Mr. Griffin did not sing lead vocals on most of Bread's singles - that slot was occupied by David Gates - but his harmony vocals and guitar work were crucial elements in the band's soft rock success. Their hits included "Make It With You," "Baby I'm-A Want You" and "Everything I Own." In the 1980s, he formed Black Tie with ex-Eagle Randy Meisner, and he became a staple on the Nashville scene in the early 1990s with a band called the Remingtons.

Jay Schulberg, 65, the advertising executive who made milk hip by putting creamy mustaches on the famous and beautiful, died Wednesday of pancreatic cancer in Doylestown, Pa.

As creative head of Ogilvy & Mather in New York, and later as chief creative officer of Bozell Worldwide, Mr.

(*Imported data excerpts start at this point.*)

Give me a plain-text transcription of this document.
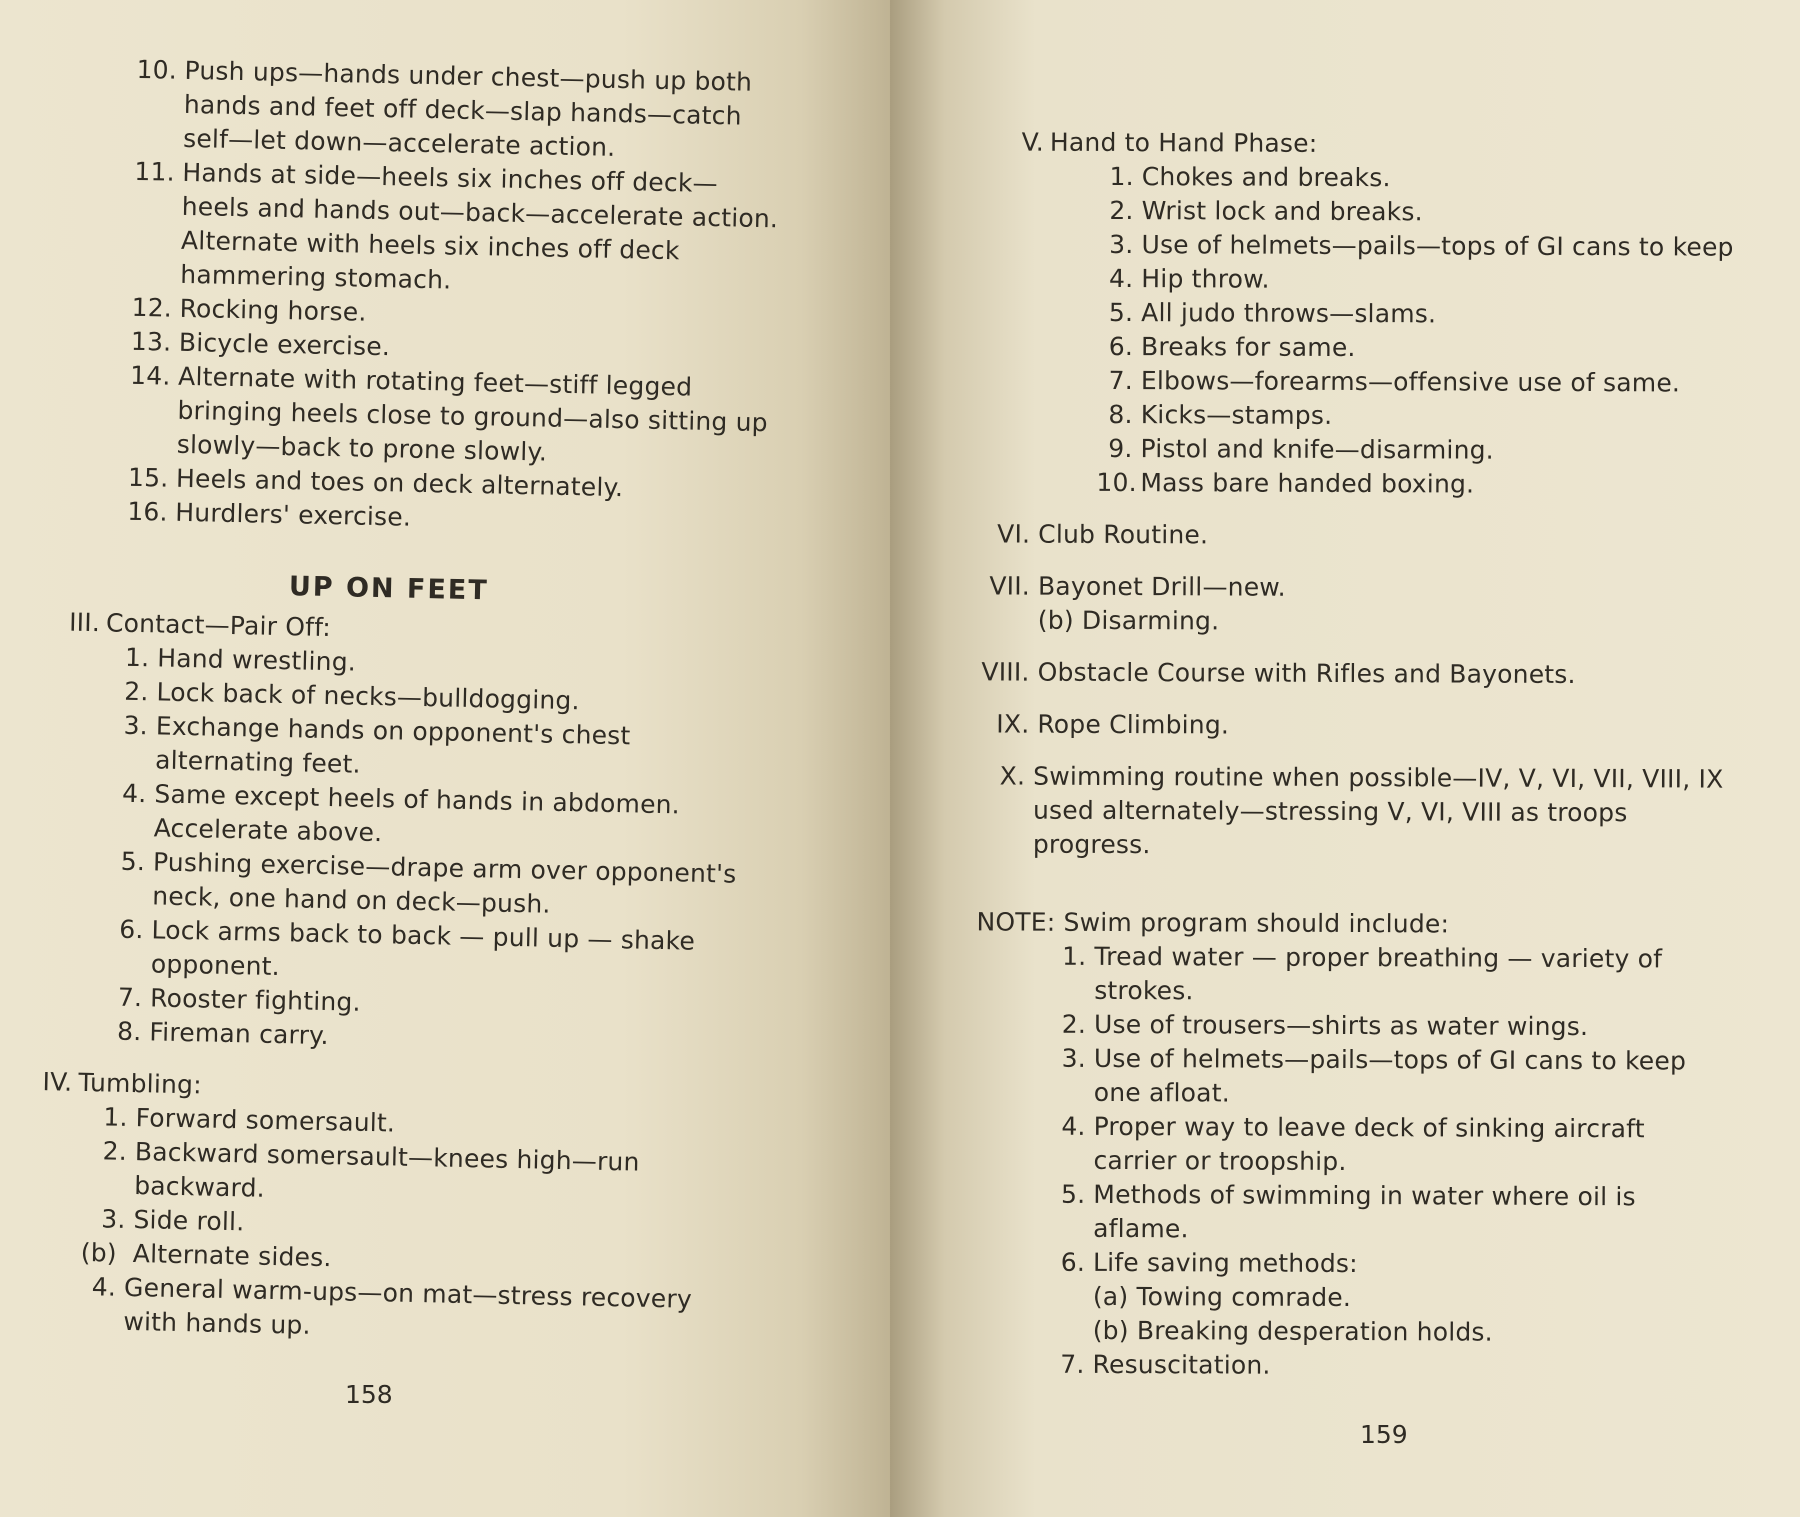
10. Push ups—hands under chest—push up both hands and feet off deck—slap hands—catch self—let down—accelerate action.
11. Hands at side—heels six inches off deck—heels and hands out—back—accelerate action. Alternate with heels six inches off deck hammering stomach.
12. Rocking horse.
13. Bicycle exercise.
14. Alternate with rotating feet—stiff legged bringing heels close to ground—also sitting up slowly—back to prone slowly.
15. Heels and toes on deck alternately.
16. Hurdlers' exercise.
UP ON FEET
III. Contact—Pair Off:
1. Hand wrestling.
2. Lock back of necks—bulldogging.
3. Exchange hands on opponent's chest alternating feet.
4. Same except heels of hands in abdomen. Accelerate above.
5. Pushing exercise—drape arm over opponent's neck, one hand on deck—push.
6. Lock arms back to back — pull up — shake opponent.
7. Rooster fighting.
8. Fireman carry.
IV. Tumbling:
1. Forward somersault.
2. Backward somersault—knees high—run backward.
3. Side roll.
(b) Alternate sides.
4. General warm-ups—on mat—stress recovery with hands up.
158
V. Hand to Hand Phase:
1. Chokes and breaks.
2. Wrist lock and breaks.
3. Use of helmets—pails—tops of GI cans to keep
4. Hip throw.
5. All judo throws—slams.
6. Breaks for same.
7. Elbows—forearms—offensive use of same.
8. Kicks—stamps.
9. Pistol and knife—disarming.
10. Mass bare handed boxing.
VI. Club Routine.
VII. Bayonet Drill—new.
(b) Disarming.
VIII. Obstacle Course with Rifles and Bayonets.
IX. Rope Climbing.
X. Swimming routine when possible—IV, V, VI, VII, VIII, IX used alternately—stressing V, VI, VIII as troops progress.
NOTE: Swim program should include:
1. Tread water — proper breathing — variety of strokes.
2. Use of trousers—shirts as water wings.
3. Use of helmets—pails—tops of GI cans to keep one afloat.
4. Proper way to leave deck of sinking aircraft carrier or troopship.
5. Methods of swimming in water where oil is aflame.
6. Life saving methods:
(a) Towing comrade.
(b) Breaking desperation holds.
7. Resuscitation.
159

Schulberg devised some of the most familiar campaigns in the country. To sell American Express travelers checks in the 1970s, he hired a fedora-wearing Karl Malden, then playing a detective on television, to intone: "Don't leave home without it." He declared that the worst headaches are "Excedrin headaches." He also had a grandfatherly figure introduce Country Time Lemonade by promising that it tastes just like "good old-fashioned lemonade."

In 1994, the nation's milk processors hired Bozell to persuade people to drink their milk. The firm hired Annie Leibovitz to photograph Naomi Campbell, Lauren Bacall and others.